Now consider the map

$\phi: \Bbb Q[x] \to T, \tag 6$

given by

$\phi(p(x)) = p(N), \tag 7$

that is, if

$p(x) = \displaystyle \sum_0^n p_j x^j, \tag 8$

then

$\phi(p(x)) = p(N) = \displaystyle \sum_0^n p_j N^j; \tag 9$

it is easy to see that $\phi$ is a homomorphism, since it is simply evaluation of $p(x) \in \Bbb Q[x]$ at $x = N \in T$, so we leave the details of the demonstration to the reader.

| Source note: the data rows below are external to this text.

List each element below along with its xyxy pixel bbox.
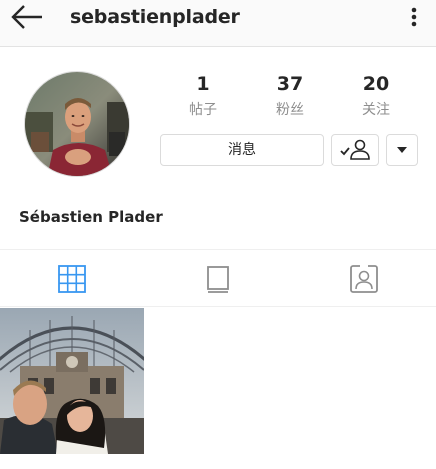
tab-tagged[interactable]: [348, 264, 380, 294]
profile-tab-bar: [0, 249, 436, 307]
top-bar: sebastienplader: [0, 0, 436, 47]
following-count: 20: [362, 73, 390, 95]
posts-stat[interactable]: 1 帖子: [163, 72, 243, 119]
profile-page: sebastienplader 1 帖子 37 粉丝 20 关注 消息 Séba…: [0, 0, 436, 469]
more-options-button[interactable]: [404, 5, 424, 31]
followers-count: 37: [276, 73, 304, 95]
profile-full-name: Sébastien Plader: [19, 208, 163, 226]
station-selfie-photo: [0, 308, 144, 454]
following-label: 关注: [362, 102, 390, 118]
following-button[interactable]: [331, 134, 379, 166]
username-title: sebastienplader: [70, 6, 240, 28]
message-button[interactable]: 消息: [160, 134, 324, 166]
suggested-dropdown-button[interactable]: [386, 134, 418, 166]
grid-icon: [58, 265, 86, 293]
posts-count: 1: [196, 73, 210, 95]
tab-grid[interactable]: [56, 264, 88, 294]
arrow-left-icon: [11, 5, 42, 29]
following-stat[interactable]: 20 关注: [336, 72, 416, 119]
followers-stat[interactable]: 37 粉丝: [250, 72, 330, 119]
list-view-icon: [207, 266, 229, 293]
posts-label: 帖子: [189, 102, 217, 118]
more-vertical-icon: [411, 7, 417, 27]
profile-photo: [25, 72, 129, 176]
user-check-icon: [340, 139, 370, 160]
triangle-down-icon: [397, 147, 407, 153]
followers-label: 粉丝: [276, 102, 304, 118]
tagged-person-icon: [350, 265, 378, 293]
post-thumbnail[interactable]: [0, 308, 144, 454]
back-button[interactable]: [8, 4, 48, 40]
tab-feed[interactable]: [202, 264, 234, 294]
avatar[interactable]: [24, 71, 130, 177]
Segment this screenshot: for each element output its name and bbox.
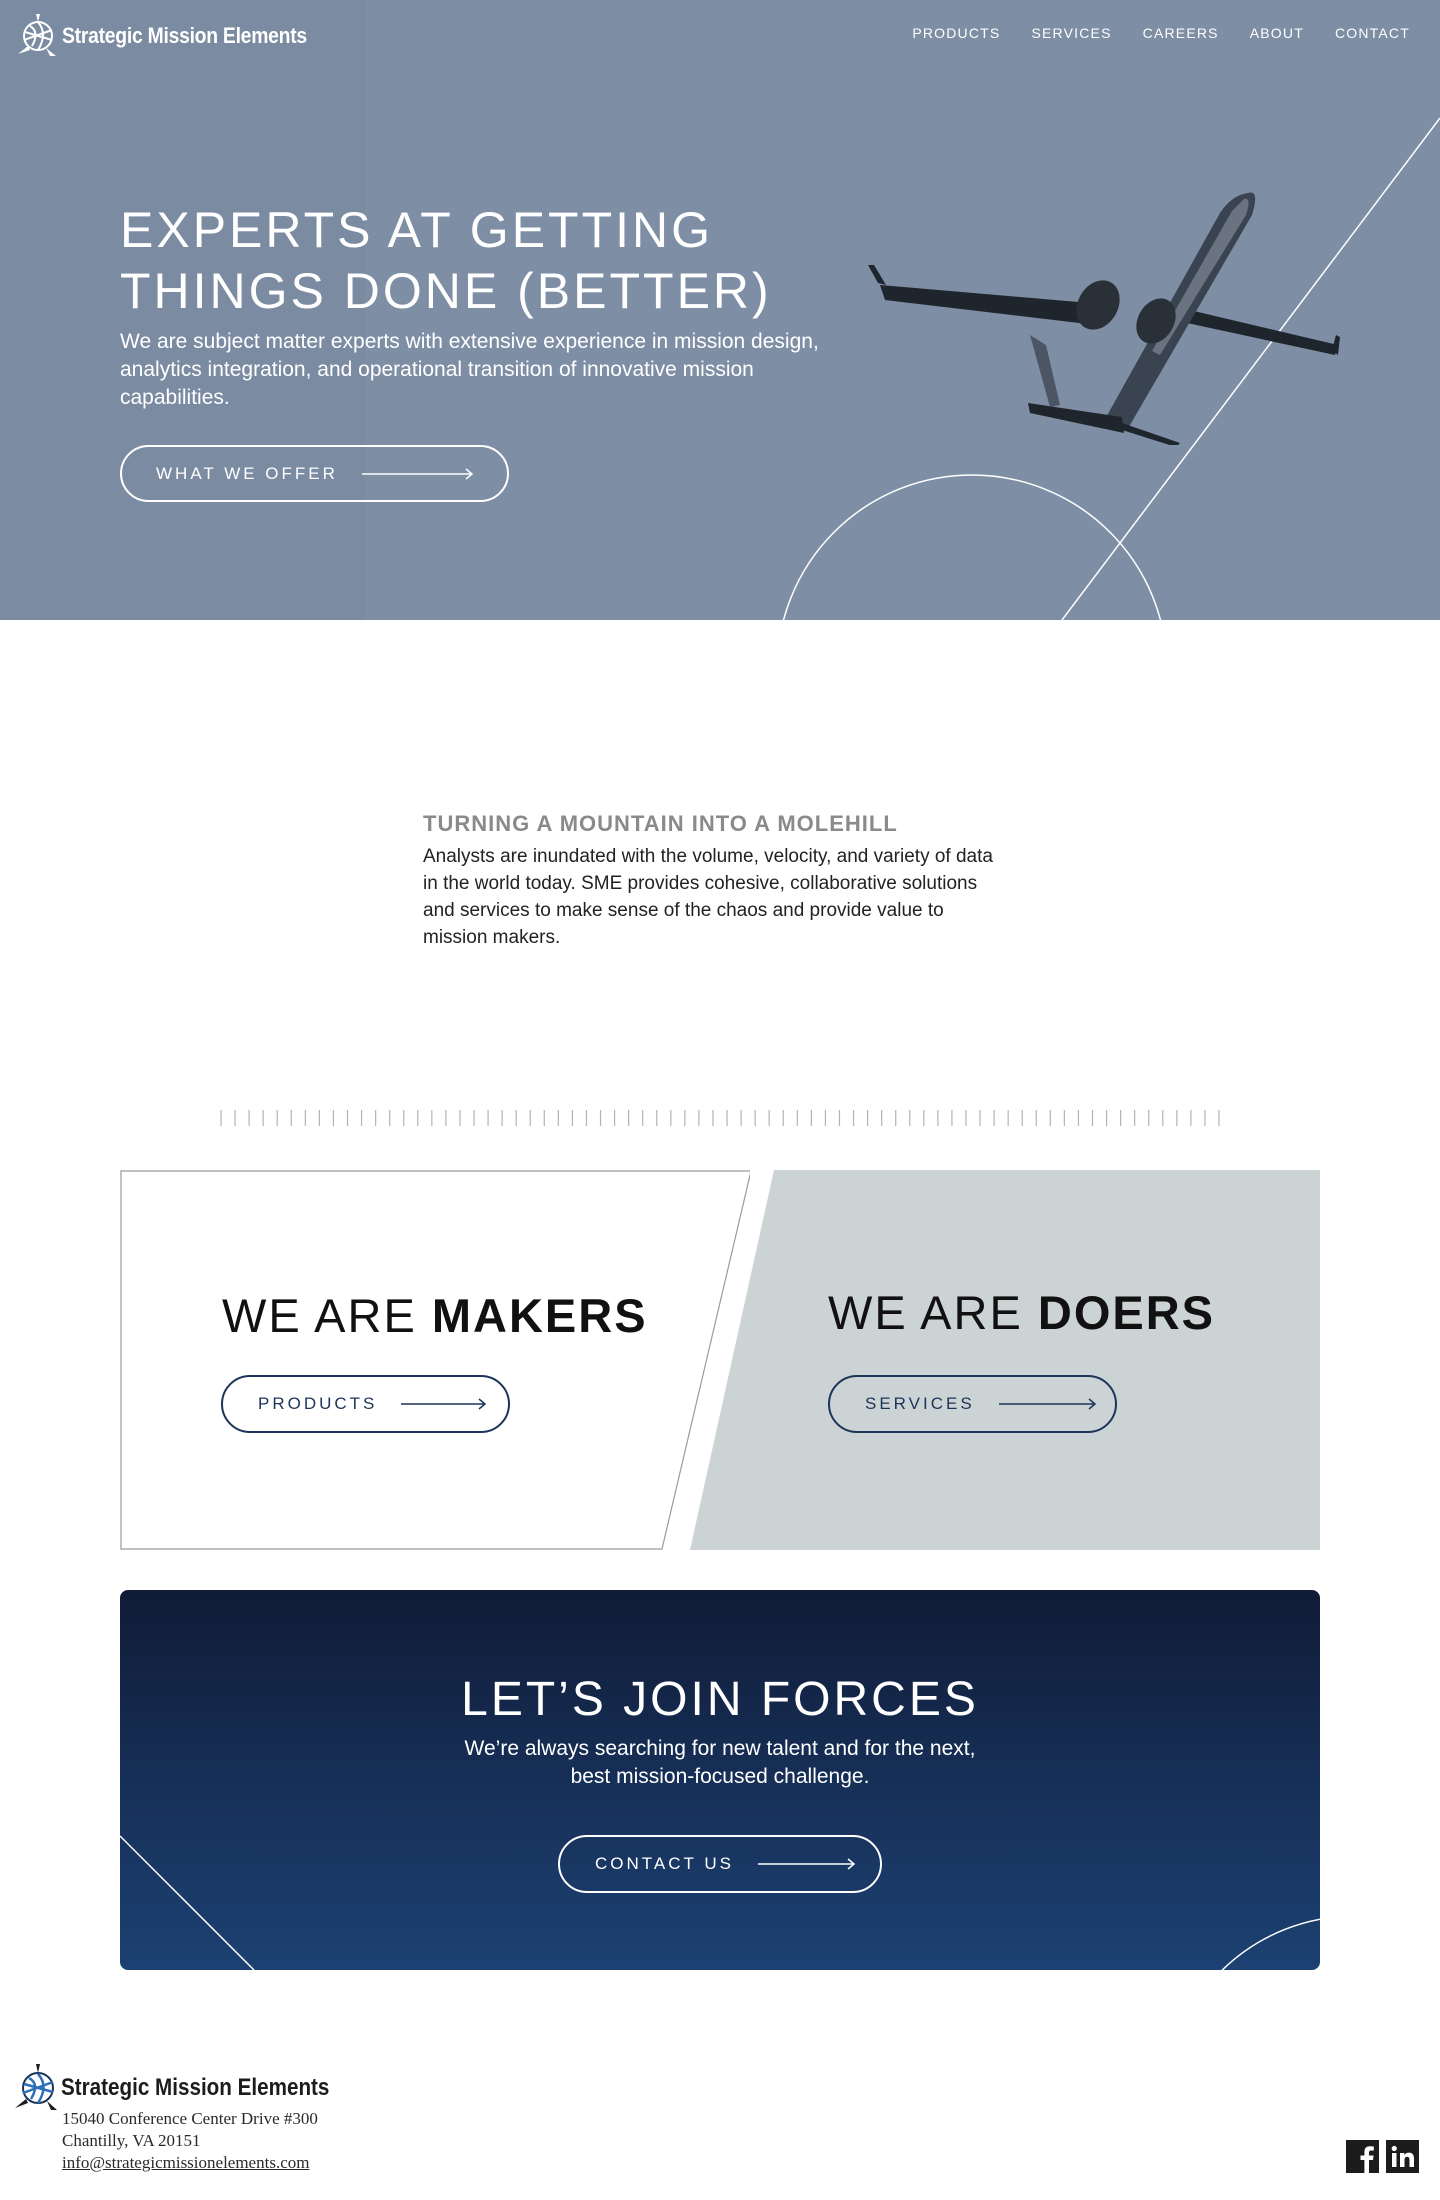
- email-link[interactable]: info@strategicmissionelements.com: [62, 2153, 309, 2172]
- doers-title-bold: DOERS: [1037, 1286, 1216, 1339]
- header-logo[interactable]: Strategic Mission Elements: [16, 12, 340, 60]
- hero-title-line2: THINGS DONE (BETTER): [120, 263, 772, 319]
- nav-item-careers[interactable]: CAREERS: [1143, 25, 1219, 41]
- linkedin-icon[interactable]: [1386, 2140, 1419, 2173]
- nav-item-services[interactable]: SERVICES: [1031, 25, 1111, 41]
- address-line1: 15040 Conference Center Drive #300: [62, 2109, 318, 2128]
- products-button[interactable]: PRODUCTS: [221, 1375, 510, 1433]
- doers-title-lead: WE ARE: [828, 1286, 1038, 1339]
- arrow-right-icon: [998, 1398, 1096, 1410]
- footer-brand-name: Strategic Mission Elements: [61, 2074, 330, 2101]
- intro-title: TURNING A MOUNTAIN INTO A MOLEHILL: [423, 811, 898, 836]
- globe-logo-icon: [15, 2064, 57, 2110]
- footer-address: 15040 Conference Center Drive #300 Chant…: [62, 2108, 318, 2174]
- cta-subtitle: We’re always searching for new talent an…: [420, 1735, 1020, 1791]
- facebook-icon[interactable]: [1346, 2140, 1379, 2173]
- cta-subtitle-line2: best mission-focused challenge.: [570, 1765, 870, 1788]
- doers-panel: [690, 1170, 1320, 1550]
- arrow-right-icon: [361, 467, 474, 480]
- hero-section: Strategic Mission Elements PRODUCTS SERV…: [0, 0, 1440, 620]
- makers-title-lead: WE ARE: [222, 1289, 432, 1342]
- products-button-label: PRODUCTS: [258, 1394, 378, 1413]
- arrow-right-icon: [757, 1858, 856, 1870]
- arrow-right-icon: [401, 1398, 487, 1410]
- cta-title: LET’S JOIN FORCES: [461, 1673, 979, 1726]
- contact-us-button[interactable]: CONTACT US: [558, 1835, 882, 1893]
- brand-name: Strategic Mission Elements: [62, 23, 307, 48]
- services-button[interactable]: SERVICES: [828, 1375, 1117, 1433]
- doers-title: WE ARE DOERS: [828, 1285, 1215, 1340]
- what-we-offer-label: WHAT WE OFFER: [156, 463, 338, 483]
- airplane-image: [868, 192, 1340, 445]
- nav-item-about[interactable]: ABOUT: [1250, 25, 1304, 41]
- services-button-label: SERVICES: [865, 1394, 975, 1413]
- intro-text: Analysts are inundated with the volume, …: [423, 846, 993, 948]
- what-we-offer-button[interactable]: WHAT WE OFFER: [120, 445, 509, 502]
- globe-logo-icon: [18, 14, 56, 56]
- contact-us-label: CONTACT US: [595, 1854, 734, 1873]
- cta-subtitle-line1: We’re always searching for new talent an…: [464, 1737, 976, 1760]
- main-nav: PRODUCTS SERVICES CAREERS ABOUT CONTACT: [912, 25, 1410, 41]
- nav-item-products[interactable]: PRODUCTS: [912, 25, 1000, 41]
- makers-title-bold: MAKERS: [431, 1289, 648, 1342]
- hero-subtitle: We are subject matter experts with exten…: [120, 330, 819, 409]
- footer-logo[interactable]: Strategic Mission Elements: [13, 2062, 373, 2114]
- address-line2: Chantilly, VA 20151: [62, 2131, 201, 2150]
- site-header: Strategic Mission Elements PRODUCTS SERV…: [0, 0, 1440, 70]
- nav-item-contact[interactable]: CONTACT: [1335, 25, 1410, 41]
- hero-title: EXPERTS AT GETTING THINGS DONE (BETTER): [120, 200, 820, 322]
- join-forces-section: LET’S JOIN FORCES We’re always searching…: [120, 1590, 1320, 1970]
- hero-title-line1: EXPERTS AT GETTING: [120, 202, 714, 258]
- makers-panel: [120, 1170, 750, 1550]
- tick-divider: [220, 1110, 1220, 1126]
- makers-title: WE ARE MAKERS: [222, 1288, 648, 1343]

Furthermore, $\phi$ is surjective, since for any $a, b \in \Bbb Q$,

$\phi(a + bx) = aI + bN = \begin{pmatrix} a & b \\ 0 & a \end{pmatrix} \in T, \tag{10}$

and I claim that

$\ker \phi = \langle x^2 \rangle; \tag{11}$

for if

$g(x) \in \langle x^2 \rangle, \tag{12}$

there exists

$h(x) \in \Bbb Q[x] \tag{13}$

with

$g(x) = x^2 h(x); \tag{14}$

then

$\phi(g(x)) = \phi(x^2h(x)) = N^2h(N) = 0, \tag{15}$

whence

$g(x) \in \ker \phi; \tag{16}$

thus

$\langle x^2 \rangle \subset \ker \phi; \tag{17}$

and if

$g(x) \in \ker \phi, \tag{18}$

writing

$g(x) = \displaystyle \sum_0^n g_j x^j$ $= g_0 + g_1 x + \displaystyle \sum_2^n g_ix^i = g_0 + g_1 x + x^2 \sum_2^n g_i x^{i - 2} \tag{20}$

we have

$\phi(g(x)) = \phi \left ( g_0 + g_1 x + x^2 \displaystyle \sum_2^n g_i x^{i - 2} \right )$ $= \phi(g_0 + g_1x) + \phi(x^2) \phi \left ( \displaystyle \sum_2^n g_i x^{i - 2} \right )$ $= g_0I + g_1N + N^2 \displaystyle \sum_2^ng_iN^{i - 2} = g_0 + g_1N \tag{21}$

by virtue of (5); since (18) is equivalent to

$\phi(g(x)) = 0, \tag{22}$

(21) implies

$g_0 = g_1 = 0, \tag{23}$

and thus

$g(x) = \displaystyle \sum_2^n g_ix^i = x^2 \sum_2^n g_i x^{i - 2} \in \langle x^2 \rangle, \tag{24}$

and we have shown that

$\ker \phi \subset \langle x^2 \rangle; \tag{25}$

combined with (17) this yields (11).

I looked up The First Isomorphism Theorem just to refresh my memory and, sure enough, that is the one which affirms that a surjective homomorphism $\theta:R \to S$ of commutatve unital rings becomes an isomorphism

$\bar \theta:R/\ker \theta \cong S \tag{26}$

when passing to the quotient ring $R/\ker \theta$; applying this theorem to $\phi$ immediately yields a quotient isomorphism

$\bar \phi:\Bbb Q[x]/\langle x^2 \rangle \cong T, \tag{27}$

as per request.

First Isomorphism Theorem (another)

Answer 2

Hint: let $R$ denote your matrix ring, and consider the map $\mathbb Q[x]\to R$ given by $$f(x)\mapsto \begin{bmatrix} f(0) & f'(0) \\ 0 & f(0)\end{bmatrix}.$$

Edit: apologies for the typo: I put the $f'$ in the wrong matrix entry. I have fixed it now.

Answer 3

Note that $$ \begin{pmatrix} a & b \\ 0 & a \end{pmatrix} = a \begin{pmatrix} 1 & 0 \\ 0 & 1 \end{pmatrix} + b \begin{pmatrix} 0 & 1 \\ 0 & 0 \end{pmatrix} = a I + bU $$ where $U^2=0$. The isomorphism with $\mathbb{Q}[x]/\langle x^2\rangle$ is clear: just send $x \mapsto U$.